John JENKINS (1592-1678)
Complete Four-part Consort Music
Fantasias No. 1-17
Pavans in D and E minor
Fretwork (Asako Morikawa (treble viol), Reiko Ichise, Sam Stadlen, Emily Ashton (tenor viols), Richard Boothby (bass viol))
rec. 2016, St Mary Magdalen Church, Sherborne, UK
SIGNUM CLASSICS SIGCD528 [42:35 + 40:27]
English music for a viol consort of four to six players flourished in the late sixteenth and early seventeenth century, and became old-fashioned by the time of the Restoration. Yet it was as brilliant as it was brief, and this repertoire is a treasure-house for those who explore it. It was written for amateurs, usually aristocrats, to perform in private during a period when aristocrats were expected to be cultivated; they were also expected to be able to speak several languages and to sing madrigals at sight. Standards have fallen since then.
Consort music began as adaptations of vocal works but composers started writing music specifically for viol consorts. Typically viols came in a matched set, known as a chest from the box which contained them and their associated paraphernalia, and would consist of two treble, two tenor and two bass viols. They were played on or between the knees, like a cello, not under the chin, like a violin. They had flat instead of rounded backs and were slower to speak than the violin and its family, which supplanted them. The pieces written for viols were all short. The longest of the fantasias on these discs is about five minutes and the two pavans are slightly longer. But their quality was often very high – fully equivalent to the string quartets of a later period.

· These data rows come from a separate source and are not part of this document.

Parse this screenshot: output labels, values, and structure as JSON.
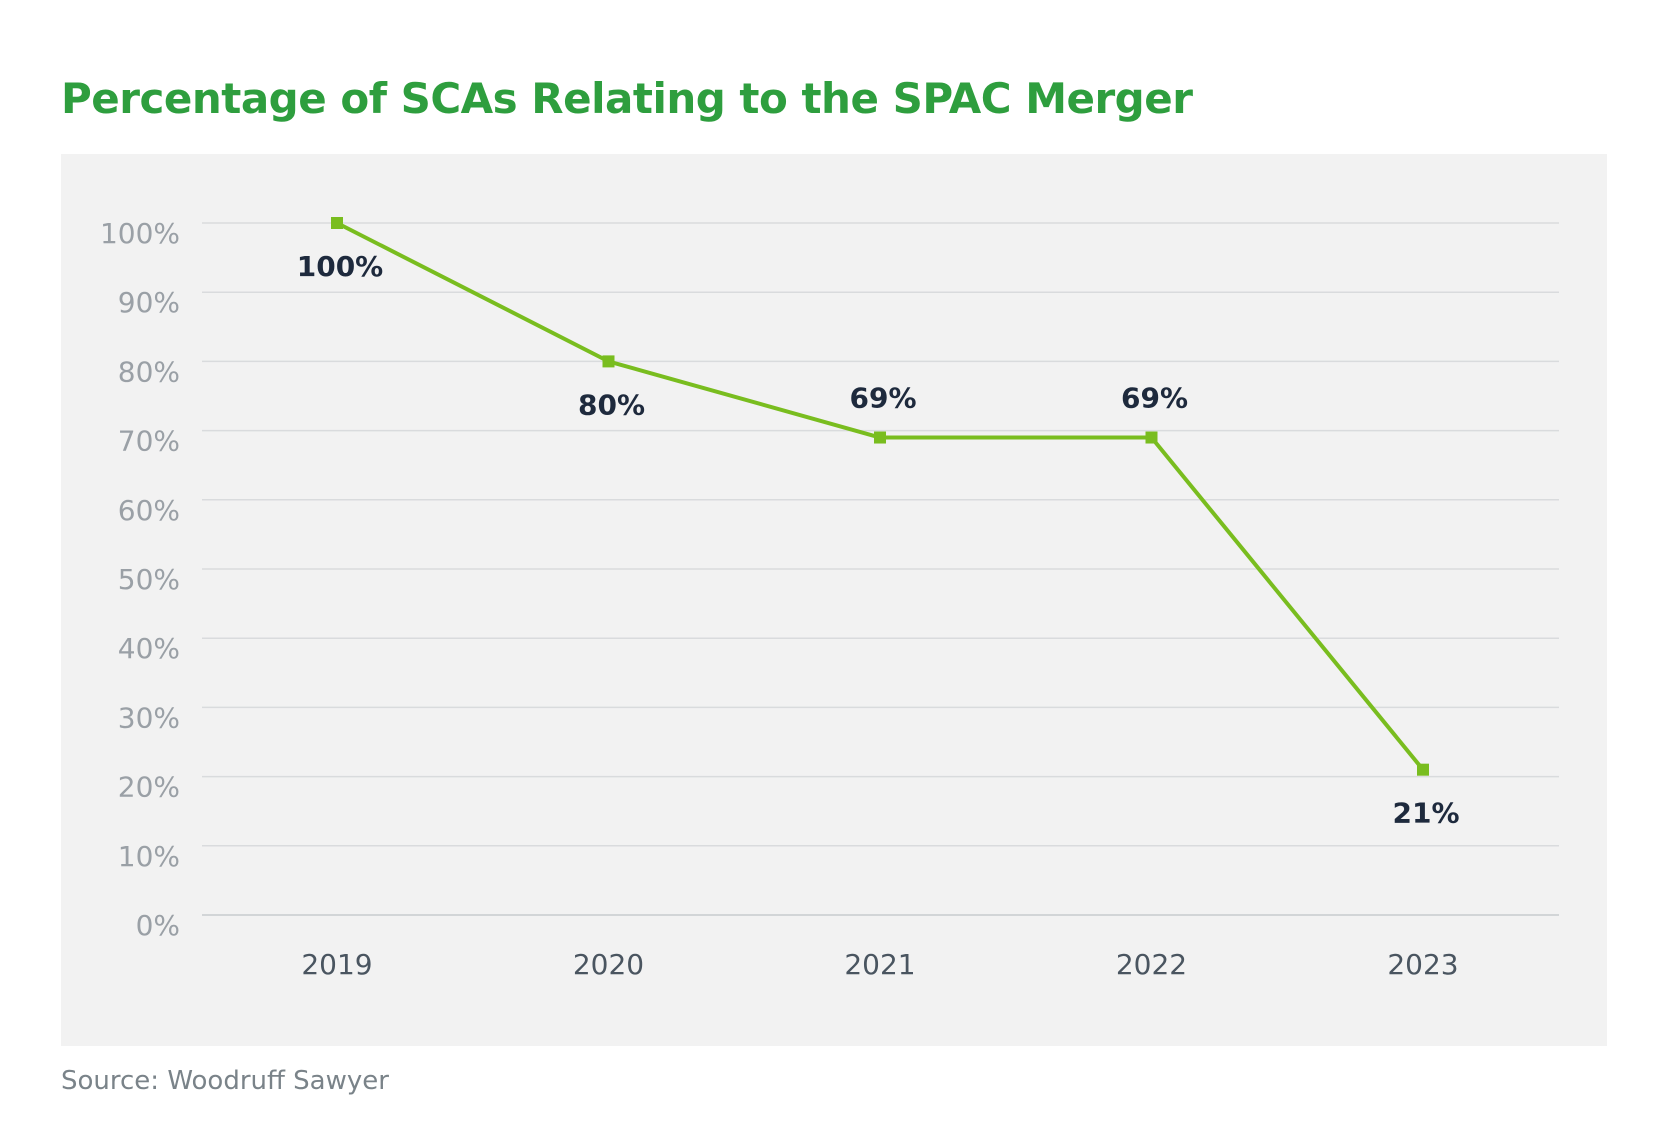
{
  "chart_data": {
    "type": "line",
    "title": "Percentage of SCAs Relating to the SPAC Merger",
    "categories": [
      "2019",
      "2020",
      "2021",
      "2022",
      "2023"
    ],
    "values": [
      100,
      80,
      69,
      69,
      21
    ],
    "data_labels": [
      "100%",
      "80%",
      "69%",
      "69%",
      "21%"
    ],
    "ylim": [
      0,
      100
    ],
    "yticks": [
      "0%",
      "10%",
      "20%",
      "30%",
      "40%",
      "50%",
      "60%",
      "70%",
      "80%",
      "90%",
      "100%"
    ],
    "grid": true,
    "marker": "square",
    "colors": {
      "line": "#79bd1f",
      "title": "#2e9e3e",
      "label": "#1e2a3d",
      "tick": "#9aa0a6",
      "background": "#f2f2f2"
    }
  },
  "source": "Source: Woodruff Sawyer"
}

John Jenkins was one of the brightest stars in the period of the English viol consort. He wrote fantasias in six and five parts, which have been recorded by Phantasm, and rather more in four parts, which we have here, played by Fretwork. Jenkins seems to have had a quiet life, mostly spent away from court, in the service of noble families, particularly in Norfolk. His style is mellifluous, with a considerable use of ‘divisions’, in which longer notes are divided into ever shorter ones. It is much less obviously surprising than that of his former pupil William Lawes. Scores in modern notation are available here.
These four-part fantasias are easier to follow than the five and six part ones, and make an admirable entry point to this repertoire. They are easy to listen to, attractive and varied, and, though written for the pleasure of the performers, also give pleasure to listeners. The ear quickly adjusts to the different character of viols, as opposed to the violin family: contemplative, somewhat withdrawn and inclined to melancholy, but also capable of playfulness, always courteous, never shrill or aggressive.
Fretwork have been playing together for over forty years, though with some changes in personnel, and they know how this music should go. If I were to contrast them with Phantasm, the other leading viol consort, I would say that Phantasm play with slightly more of an ear towards later chamber music, whereas Fretwork’s style is slightly plainer. Both styles are legitimate and convincing. The recording is both intimate and warm and the notes, in English only, are interesting. This is a valuable addition to the none too generous representation of Jenkins on disc.